The musical Hedwig and the Angry Inch passed over Memphis theaters quickly this year, but is available for rent now.
As I walked up and down the video store looking for something interesting to rent I came upon it. The cover of the DVD said if you liked Rocky Horror you would enjoy this movie. I also knew John Cameron Mitchell was up for best actor at The Golden Globes so I took the leap and rented it.
Hedwig and the Angry Inch is way beyond the before mentioned cult classic. This movie is more dynamic and intriguing. Both include original. catchy tunes and drag queens, but beyond that they are two entirely different things.
The off-Broadway musical of the same name was transformed into a movie by its writers. Writer and director John Cameron Mitchell and composer lyricist Stephen Trask brought the movie musical to the twenty-first century.
Hedwig Schmidt (John Cameron Mitchell) a German, transsexual rock singer who now lives in America tries to come to terms with her sexuality and homeland of East Berlin through her music. The political songs she sings and wrote in her trailer in Kansas hint to the fact that the separation of Germany is some how related to the botched sex change she received before coming to the U.S.-hence the angry inch.
In Hedwig’s life everything is related, including the fact that if God wouldn’t have made Eve from Adam, Hedwig would not be in the situation he now faces- finding his other half.
Hedwig’s band, Hedwig and the Angry Inch, follow the successful singer Tommy Gnosis (Michael Pitt) wherever he is performing.
Hedwig hates Tommy because she claims he stole everything he knows from her. She makes this known during the slide show she narrates which confuses the small town people who are eating at the restaurants and malls where the band performs.
Hedwig, although divorced from the man who brought her over from Germany, is married now to a fellow band member, Vitzhak. His life’s dream is to be Angel in Rent.
When Vitzhak gets the part, Hedwig stops him from leaving by ripping up his pass port in a very dramatic and emotional scene.
Vitzhak cries to Hedwig and begs her not to ruin his chance of being a drag queen, but Hedwig, in a controlling and sick way, ends up hurting her husband.
Mitchell portrays this role beautifully. Even though he lost the Golden Globe, he still needs to be recognized for doing such edgy material for screen.
The music not only helps tell the story, but also entertains the viewer with its comfortable rhythms and veracious lyrics.
It is not clear enough, since it is rock and roll, to just use the words. This is why drawings are used to share the story which is her life. Hedwig sings about looking for her other half who may have taken all of the good assets from her and whether she will like the guy once she meets him.

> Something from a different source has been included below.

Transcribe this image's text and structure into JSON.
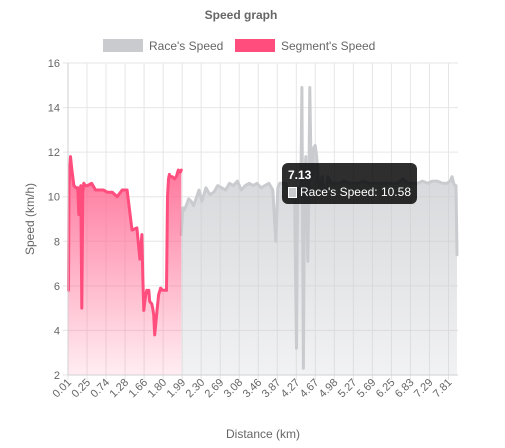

Her childhood, as flashbacks occur throughout the movie, seems to be a questionable time for Hedwig.
As she sang along to American radio, her mother made her keep her head in the oven. Although it does openly reveal it, she was molested by her father who was an American officer just like her first husband.
This off-beat story is quite entertaining, even if you are a homophobic viewer.
The music is more like a bunch of rock ballads than show tunes.
Surprisingly, Hedwig makes a very pretty girl even if she does have too much make-up on. Hedwig and the Angry Inch questions the validation of a livelihood most people do not understand, but after viewing it you have a much clearer understanding of this ridiculed group.